Allan Tannenbaum (b. 1945) is an American fine art photographer and photojournalist, famous for his coverage of the 1970s flourishing New York City punk and new wave rock scene.
Allan Tannenbaum is a photojournalist known for his work documenting 1970s celebrity culture in downtown Manhattan as chief photographer and photo editor of the SoHo Weekly News. Towards the end of his decade-long tenure at the newspaper, Tannenbaum took a series of poignant and intimate photos of John Lennon and Yoko Ono in bed a mere ten days before Lennon’s untimely death, the work culminating in the book John and Yoko: A Love Story, published in 2007.
Born in Passaic, New Jersey in 1945, Tannenbaum started his career in photojournalism while still a student at Rutgers University, where he began taking photographs for the campus newspaper.

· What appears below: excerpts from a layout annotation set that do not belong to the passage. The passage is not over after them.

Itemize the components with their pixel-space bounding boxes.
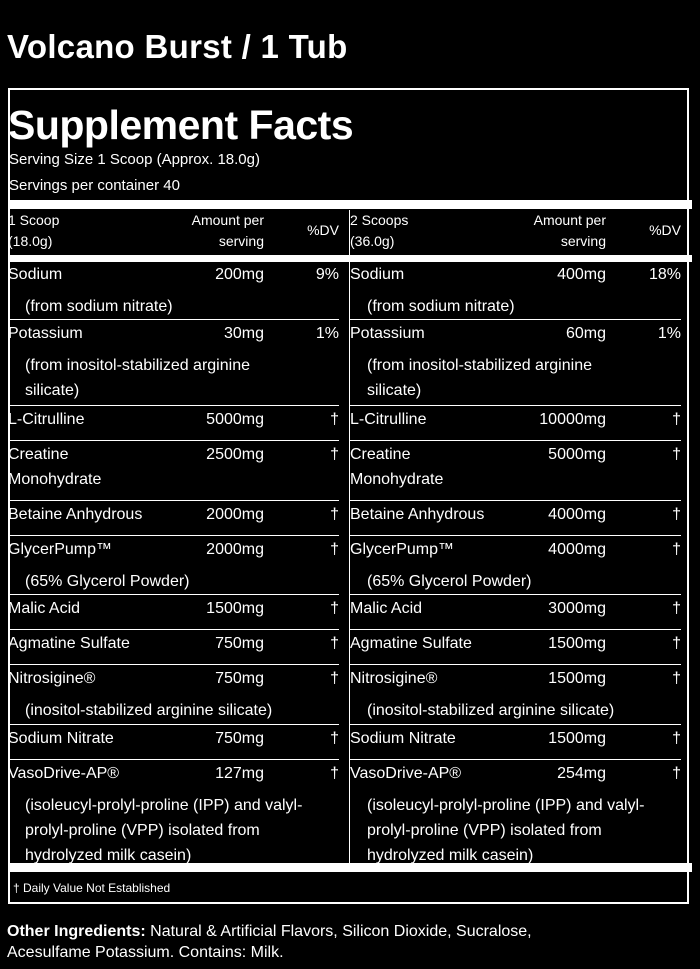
nutrient-row-sodium-nitrate — [8, 725, 339, 760]
nutrient-source-line1: (from inositol-stabilized arginine — [367, 357, 592, 374]
nutrient-amount: 200mg — [215, 266, 264, 283]
nutrient-dv: 1% — [315, 325, 339, 342]
nutrient-name — [350, 442, 443, 492]
nutrient-amount: 254mg — [557, 765, 606, 782]
nutrient-row-malic-acid — [350, 595, 681, 630]
nutrient-dv: † — [330, 411, 339, 428]
nutrient-amount: 10000mg — [539, 411, 606, 428]
nutrient-amount: 127mg — [215, 765, 264, 782]
facts-heading: Supplement Facts — [8, 102, 354, 148]
nutrient-row-agmatine — [350, 630, 681, 665]
nutrient-amount: 4000mg — [548, 506, 606, 523]
nutrient-source: (from sodium nitrate) — [367, 298, 515, 315]
nutrient-name: Potassium — [8, 325, 83, 342]
nutrient-name: L-Citrulline — [350, 411, 427, 428]
nutrient-source: (65% Glycerol Powder) — [25, 573, 190, 590]
nutrient-name: Nitrosigine® — [350, 670, 438, 687]
nutrient-row-glycerpump — [8, 536, 339, 595]
column-header — [8, 210, 339, 252]
nutrient-row-l-citrulline — [8, 406, 339, 441]
nutrient-name: L-Citrulline — [8, 411, 85, 428]
nutrient-name: VasoDrive-AP® — [8, 765, 120, 782]
nutrient-dv: † — [330, 635, 339, 652]
nutrient-name-line2: Monohydrate — [8, 471, 102, 488]
nutrient-row-glycerpump — [350, 536, 681, 595]
nutrient-name-line1: Creatine — [350, 446, 411, 463]
nutrient-row-sodium — [350, 261, 681, 320]
nutrient-dv: † — [672, 730, 681, 747]
nutrient-row-l-citrulline — [350, 406, 681, 441]
amount-header-line2: serving — [560, 233, 606, 249]
nutrient-name: VasoDrive-AP® — [350, 765, 462, 782]
nutrient-row-sodium-nitrate — [350, 725, 681, 760]
column-2-scoops — [350, 210, 681, 868]
serving-label-line2: (18.0g) — [8, 233, 53, 249]
nutrient-row-malic-acid — [8, 595, 339, 630]
nutrient-source-line1: (isoleucyl-prolyl-proline (IPP) and valyl- — [367, 797, 645, 814]
nutrient-dv: 18% — [648, 266, 681, 283]
product-title: Volcano Burst / 1 Tub — [7, 28, 348, 65]
nutrient-name: Agmatine Sulfate — [8, 635, 130, 652]
amount-header — [534, 210, 606, 252]
nutrient-amount: 750mg — [215, 670, 264, 687]
nutrient-row-creatine — [8, 441, 339, 501]
other-ingredients — [7, 921, 697, 963]
nutrient-source — [25, 353, 339, 403]
nutrient-dv: † — [672, 541, 681, 558]
nutrient-row-creatine — [350, 441, 681, 501]
dv-header: %DV — [649, 222, 681, 238]
serving-label-line2: (36.0g) — [350, 233, 395, 249]
nutrient-name-line2: Monohydrate — [350, 471, 444, 488]
nutrient-amount: 1500mg — [548, 670, 606, 687]
nutrient-name: Betaine Anhydrous — [8, 506, 143, 523]
nutrient-row-vasodrive — [350, 760, 681, 868]
serving-label-line1: 1 Scoop — [8, 212, 60, 228]
nutrient-dv: † — [672, 635, 681, 652]
nutrient-amount: 2000mg — [206, 541, 264, 558]
nutrient-name: Sodium Nitrate — [350, 730, 456, 747]
serving-label-line1: 2 Scoops — [350, 212, 409, 228]
nutrient-amount: 5000mg — [206, 411, 264, 428]
amount-header-line1: Amount per — [533, 212, 606, 228]
nutrient-source: (65% Glycerol Powder) — [367, 573, 532, 590]
amount-header — [192, 210, 264, 252]
nutrient-source-line2: silicate) — [367, 382, 422, 399]
serving-size: Serving Size 1 Scoop (Approx. 18.0g) — [9, 151, 260, 168]
column-header — [350, 210, 681, 252]
nutrient-dv: † — [330, 670, 339, 687]
nutrient-dv: 9% — [315, 266, 339, 283]
nutrient-source — [367, 793, 681, 868]
nutrient-amount: 750mg — [215, 635, 264, 652]
nutrient-dv: † — [672, 600, 681, 617]
nutrient-name: Sodium Nitrate — [8, 730, 114, 747]
column-1-scoop — [8, 210, 339, 868]
nutrient-source-line2: prolyl-proline (VPP) isolated from — [367, 822, 602, 839]
nutrient-name: GlycerPump™ — [8, 541, 113, 558]
nutrient-row-betaine — [350, 501, 681, 536]
nutrient-dv: † — [672, 446, 681, 463]
nutrient-amount: 5000mg — [548, 446, 606, 463]
thick-rule-top — [8, 200, 692, 209]
nutrient-source-line1: (isoleucyl-prolyl-proline (IPP) and valyl- — [25, 797, 303, 814]
other-ingredients-text-line2: Acesulfame Potassium. Contains: Milk. — [7, 944, 284, 961]
amount-header-line2: serving — [218, 233, 264, 249]
nutrient-row-nitrosigine — [8, 665, 339, 725]
nutrient-dv: † — [330, 446, 339, 463]
other-ingredients-label: Other Ingredients: — [7, 923, 146, 940]
daily-value-footnote: † Daily Value Not Established — [13, 881, 171, 895]
nutrient-row-betaine — [8, 501, 339, 536]
nutrient-row-agmatine — [8, 630, 339, 665]
nutrient-dv: † — [330, 600, 339, 617]
nutrient-amount: 60mg — [565, 325, 606, 342]
nutrient-source: (from sodium nitrate) — [25, 298, 173, 315]
nutrient-amount: 4000mg — [548, 541, 606, 558]
nutrient-name: Nitrosigine® — [8, 670, 96, 687]
nutrient-name: Agmatine Sulfate — [350, 635, 472, 652]
nutrient-row-nitrosigine — [350, 665, 681, 725]
serving-label — [8, 210, 59, 252]
nutrient-name: Sodium — [350, 266, 405, 283]
nutrient-dv: † — [672, 411, 681, 428]
nutrient-name: Sodium — [8, 266, 63, 283]
nutrient-source-line2: silicate) — [25, 382, 80, 399]
nutrient-amount: 2500mg — [206, 446, 264, 463]
nutrient-amount: 1500mg — [548, 635, 606, 652]
nutrient-amount: 30mg — [223, 325, 264, 342]
nutrient-name: Potassium — [350, 325, 425, 342]
nutrient-amount: 2000mg — [206, 506, 264, 523]
nutrient-source-line3: hydrolyzed milk casein) — [25, 847, 192, 864]
nutrient-source: (inositol-stabilized arginine silicate) — [25, 702, 273, 719]
serving-label — [350, 210, 408, 252]
nutrient-dv: † — [672, 670, 681, 687]
nutrient-source-line3: hydrolyzed milk casein) — [367, 847, 534, 864]
nutrient-name: Betaine Anhydrous — [350, 506, 485, 523]
nutrient-amount: 1500mg — [206, 600, 264, 617]
dv-header: %DV — [307, 222, 339, 238]
nutrient-source — [367, 353, 681, 403]
other-ingredients-text: Natural & Artificial Flavors, Silicon Dioxide, Sucralose, — [145, 923, 532, 940]
nutrient-amount: 400mg — [557, 266, 606, 283]
nutrient-amount: 750mg — [215, 730, 264, 747]
nutrient-amount: 1500mg — [548, 730, 606, 747]
nutrient-dv: † — [672, 765, 681, 782]
nutrient-dv: † — [330, 765, 339, 782]
nutrient-dv: † — [330, 506, 339, 523]
nutrient-name-line1: Creatine — [8, 446, 69, 463]
nutrient-source: (inositol-stabilized arginine silicate) — [367, 702, 615, 719]
nutrient-name: Malic Acid — [350, 600, 423, 617]
nutrient-amount: 3000mg — [548, 600, 606, 617]
nutrient-row-potassium — [8, 320, 339, 406]
servings-per-container: Servings per container 40 — [9, 177, 180, 194]
nutrient-dv: † — [672, 506, 681, 523]
nutrient-source-line2: prolyl-proline (VPP) isolated from — [25, 822, 260, 839]
amount-header-line1: Amount per — [191, 212, 264, 228]
nutrient-row-vasodrive — [8, 760, 339, 868]
nutrient-source-line1: (from inositol-stabilized arginine — [25, 357, 250, 374]
nutrient-name: Malic Acid — [8, 600, 81, 617]
nutrient-row-sodium — [8, 261, 339, 320]
nutrient-dv: † — [330, 541, 339, 558]
nutrient-dv: † — [330, 730, 339, 747]
nutrient-name — [8, 442, 101, 492]
nutrient-source — [25, 793, 339, 868]
nutrient-name: GlycerPump™ — [350, 541, 455, 558]
nutrient-dv: 1% — [657, 325, 681, 342]
nutrient-row-potassium — [350, 320, 681, 406]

After receiving his BA in Art in 1967, Tannenbaum made a brief sojourn to San Francisco as a graduate student in film before ultimately heading to New York City, where he first worked as a taxi driver and bartender while searching for photography work.
When the alternative newspaper SoHo Weekly News debuted in 1973, Tannenbaum was appointed chief photographer, covering art, music, nightlife, and politics. He quickly became entrenched in the club scene, photographing rock icons at Studio 54 uptown, and punk and new wave acts at CBGB’s downtown, from Mick Jagger and Grace Jones to Richard Hell and Patti Smith. In 1978, Tannenbaum famously captured a handcuffed Sid Vicious being led out of the Chelsea Hotel by police following the murder of his girlfriend Nancy Spungen.

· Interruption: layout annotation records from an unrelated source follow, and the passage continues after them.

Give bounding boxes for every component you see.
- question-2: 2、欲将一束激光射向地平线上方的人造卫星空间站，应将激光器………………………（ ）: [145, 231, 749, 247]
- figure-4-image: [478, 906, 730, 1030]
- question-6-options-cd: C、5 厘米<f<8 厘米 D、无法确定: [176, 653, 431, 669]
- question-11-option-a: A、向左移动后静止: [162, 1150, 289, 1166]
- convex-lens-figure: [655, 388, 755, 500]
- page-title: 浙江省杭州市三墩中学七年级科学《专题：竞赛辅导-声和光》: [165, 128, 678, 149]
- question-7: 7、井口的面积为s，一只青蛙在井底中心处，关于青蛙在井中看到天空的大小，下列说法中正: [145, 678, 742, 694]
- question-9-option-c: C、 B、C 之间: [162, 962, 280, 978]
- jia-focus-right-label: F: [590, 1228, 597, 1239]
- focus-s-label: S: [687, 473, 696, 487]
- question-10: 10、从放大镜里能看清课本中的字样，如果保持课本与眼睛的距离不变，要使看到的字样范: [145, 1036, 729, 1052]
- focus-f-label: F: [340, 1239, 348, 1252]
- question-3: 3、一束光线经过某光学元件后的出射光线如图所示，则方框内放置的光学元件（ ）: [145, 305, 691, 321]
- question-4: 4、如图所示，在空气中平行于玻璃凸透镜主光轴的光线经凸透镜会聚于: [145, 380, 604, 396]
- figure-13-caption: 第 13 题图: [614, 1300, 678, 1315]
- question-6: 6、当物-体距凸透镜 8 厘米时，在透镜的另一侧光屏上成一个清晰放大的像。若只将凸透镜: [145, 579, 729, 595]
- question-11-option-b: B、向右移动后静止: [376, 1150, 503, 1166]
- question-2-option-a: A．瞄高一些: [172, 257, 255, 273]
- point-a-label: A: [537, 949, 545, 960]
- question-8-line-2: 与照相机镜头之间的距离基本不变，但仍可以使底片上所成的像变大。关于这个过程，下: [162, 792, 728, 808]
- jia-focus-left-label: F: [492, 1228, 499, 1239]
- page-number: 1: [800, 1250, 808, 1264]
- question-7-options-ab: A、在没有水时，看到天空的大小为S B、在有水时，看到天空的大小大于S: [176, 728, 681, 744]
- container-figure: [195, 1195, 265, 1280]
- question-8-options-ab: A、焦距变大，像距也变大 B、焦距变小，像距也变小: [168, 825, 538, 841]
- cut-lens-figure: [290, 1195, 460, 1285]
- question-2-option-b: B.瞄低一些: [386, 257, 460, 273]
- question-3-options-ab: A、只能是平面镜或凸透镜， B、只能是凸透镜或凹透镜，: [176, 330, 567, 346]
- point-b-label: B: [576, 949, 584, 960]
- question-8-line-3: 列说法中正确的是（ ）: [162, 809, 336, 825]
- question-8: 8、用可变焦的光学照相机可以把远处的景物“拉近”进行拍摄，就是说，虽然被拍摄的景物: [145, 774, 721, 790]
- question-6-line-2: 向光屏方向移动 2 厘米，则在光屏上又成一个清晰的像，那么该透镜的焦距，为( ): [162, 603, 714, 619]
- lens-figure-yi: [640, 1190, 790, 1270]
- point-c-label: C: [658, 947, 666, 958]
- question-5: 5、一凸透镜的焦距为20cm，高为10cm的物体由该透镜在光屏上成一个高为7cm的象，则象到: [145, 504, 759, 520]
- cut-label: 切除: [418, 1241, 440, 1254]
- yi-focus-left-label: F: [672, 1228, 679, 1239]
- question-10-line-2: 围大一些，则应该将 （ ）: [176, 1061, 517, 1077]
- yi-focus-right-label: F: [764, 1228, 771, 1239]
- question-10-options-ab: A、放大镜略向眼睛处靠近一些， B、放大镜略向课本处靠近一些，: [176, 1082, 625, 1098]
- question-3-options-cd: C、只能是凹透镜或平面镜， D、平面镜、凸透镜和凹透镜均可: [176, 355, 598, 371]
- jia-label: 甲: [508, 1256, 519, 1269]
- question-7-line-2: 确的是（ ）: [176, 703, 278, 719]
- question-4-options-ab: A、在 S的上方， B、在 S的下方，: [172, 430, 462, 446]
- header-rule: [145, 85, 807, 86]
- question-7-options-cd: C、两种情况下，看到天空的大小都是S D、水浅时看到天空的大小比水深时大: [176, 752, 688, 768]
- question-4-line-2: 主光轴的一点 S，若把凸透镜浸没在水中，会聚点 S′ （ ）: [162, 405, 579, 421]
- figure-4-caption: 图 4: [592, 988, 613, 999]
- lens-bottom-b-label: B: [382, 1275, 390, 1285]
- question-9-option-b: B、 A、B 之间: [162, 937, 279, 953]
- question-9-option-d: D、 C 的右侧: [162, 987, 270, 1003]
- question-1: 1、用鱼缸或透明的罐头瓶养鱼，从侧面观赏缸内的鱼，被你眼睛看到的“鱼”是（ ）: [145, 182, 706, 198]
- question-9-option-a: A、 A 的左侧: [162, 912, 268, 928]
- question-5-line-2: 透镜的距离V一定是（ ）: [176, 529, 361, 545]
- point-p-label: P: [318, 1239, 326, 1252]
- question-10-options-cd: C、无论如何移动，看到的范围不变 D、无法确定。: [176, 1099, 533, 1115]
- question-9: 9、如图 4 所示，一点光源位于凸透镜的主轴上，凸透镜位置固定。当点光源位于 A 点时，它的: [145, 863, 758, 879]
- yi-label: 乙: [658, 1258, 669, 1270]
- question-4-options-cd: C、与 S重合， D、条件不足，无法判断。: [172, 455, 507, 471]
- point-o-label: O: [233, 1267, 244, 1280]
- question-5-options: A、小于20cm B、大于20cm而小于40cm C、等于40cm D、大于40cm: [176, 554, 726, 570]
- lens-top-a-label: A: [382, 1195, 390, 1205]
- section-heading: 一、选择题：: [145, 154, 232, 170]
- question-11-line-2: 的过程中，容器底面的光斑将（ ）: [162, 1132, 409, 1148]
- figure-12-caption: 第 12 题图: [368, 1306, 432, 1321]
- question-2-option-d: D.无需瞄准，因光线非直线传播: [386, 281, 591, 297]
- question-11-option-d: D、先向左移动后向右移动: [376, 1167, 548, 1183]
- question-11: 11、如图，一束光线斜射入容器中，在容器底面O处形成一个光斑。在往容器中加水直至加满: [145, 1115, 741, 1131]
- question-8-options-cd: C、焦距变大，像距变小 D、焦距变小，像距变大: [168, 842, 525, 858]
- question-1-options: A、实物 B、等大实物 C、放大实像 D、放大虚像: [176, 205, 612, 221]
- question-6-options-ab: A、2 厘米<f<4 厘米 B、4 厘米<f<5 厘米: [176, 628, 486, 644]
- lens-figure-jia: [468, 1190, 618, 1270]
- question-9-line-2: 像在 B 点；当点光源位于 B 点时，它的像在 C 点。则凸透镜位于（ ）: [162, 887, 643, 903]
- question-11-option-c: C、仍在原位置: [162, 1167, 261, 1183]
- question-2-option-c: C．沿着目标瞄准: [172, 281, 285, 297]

After the Soho Weekly News folded in 1982, falling just short of a decade in print, Tannenbaum joined the renowned Sygma Photo News and shifted his focus to the political sphere. He travelled across the country covering Geraldine Ferraro’s vice presidential campaign in 1984, and from there, traveled around the world documenting the Philippine Revolution, rebellion in Burma, German reunification, Operation Desert Storm, and countless other historic events.

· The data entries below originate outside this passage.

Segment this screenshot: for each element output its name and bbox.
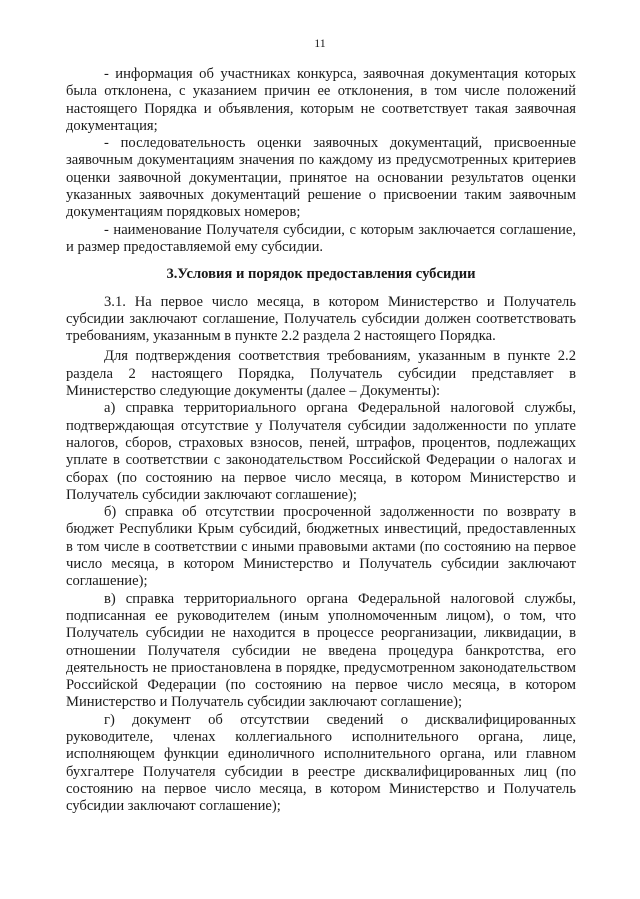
section-paragraph: 3.1. На первое число месяца, в котором Министерство и Получатель субсидии заключают соглашение, Получатель субсидии должен соответствовать требованиям, указанным в пункте 2.2 раздела 2 настоящего Порядка. (66, 293, 576, 345)
section-paragraph: г) документ об отсутствии сведений о дисквалифицированных руководителе, членах коллегиального исполнительного органа, лице, исполняющем функции единоличного исполнительного органа, или главном бухгалтере Получателя субсидии в реестре дисквалифицированных лиц (по состоянию на первое число месяца, в котором Министерство и Получатель субсидии заключают соглашение); (66, 711, 576, 815)
page-number: 11 (314, 36, 326, 50)
section-paragraph: в) справка территориального органа Федеральной налоговой службы, подписанная ее руководителем (иным уполномоченным лицом), о том, что Получатель субсидии не находится в процессе реорганизации, ликвидации, в отношении Получателя субсидии не введена процедура банкротства, его деятельность не приостановлена в порядке, предусмотренном законодательством Российской Федерации (по состоянию на первое число месяца, в котором Министерство и Получатель субсидии заключают соглашение); (66, 590, 576, 711)
page-content (66, 66, 576, 815)
section-paragraph: а) справка территориального органа Федеральной налоговой службы, подтверждающая отсутствие у Получателя субсидии задолженности по уплате налогов, сборов, страховых взносов, пеней, штрафов, процентов, подлежащих уплате в соответствии с законодательством Российской Федерации о налогах и сборах (по состоянию на первое число месяца, в котором Министерство и Получатель субсидии заключают соглашение); (66, 400, 576, 503)
intro-paragraph: - информация об участниках конкурса, заявочная документация которых была отклонена, с указанием причин ее отклонения, в том числе положений настоящего Порядка и объявления, которым не соответствует такая заявочная документация; (66, 66, 576, 134)
section-paragraph: б) справка об отсутствии просроченной задолженности по возврату в бюджет Республики Крым субсидий, бюджетных инвестиций, предоставленных в том числе в соответствии с иными правовыми актами (по состоянию на первое число месяца, в котором Министерство и Получатель субсидии заключают соглашение); (66, 504, 576, 590)
section-paragraph: Для подтверждения соответствия требованиям, указанным в пункте 2.2 раздела 2 настоящего Порядка, Получатель субсидии представляет в Министерство следующие документы (далее – Документы): (66, 348, 576, 400)
intro-paragraph: - наименование Получателя субсидии, с которым заключается соглашение, и размер предоставляемой ему субсидии. (66, 221, 576, 255)
section-heading: 3.Условия и порядок предоставления субсидии (166, 266, 476, 283)
intro-paragraph: - последовательность оценки заявочных документаций, присвоенные заявочным документациям значения по каждому из предусмотренных критериев оценки заявочной документации, принятое на основании результатов оценки указанных заявочных документаций решение о присвоении таким заявочным документациям порядковых номеров; (66, 135, 576, 221)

Heralded as one of his most important works in photojournalism, Tannenbaum captured the devastation of the terrorist attacks on the World Trade Center on September 11, 2001 in real time, photographing the explosion of the second plane and the subsequent collapse of the towers. In 2013, he received a proclamation from the Council of the City of New York recognizing his work and contributions to the city.
Tannenbaum’s work has appeared in Rolling Stone, Newsweek, Time, LIFE, and Paris Match. He has published four books: John and Yoko: A Love Story, New York, New York in the 70s, and Grit and Glamour: The Street Style, High Fashion, and Legendary Music of the 1970s. He lives and works in New York City.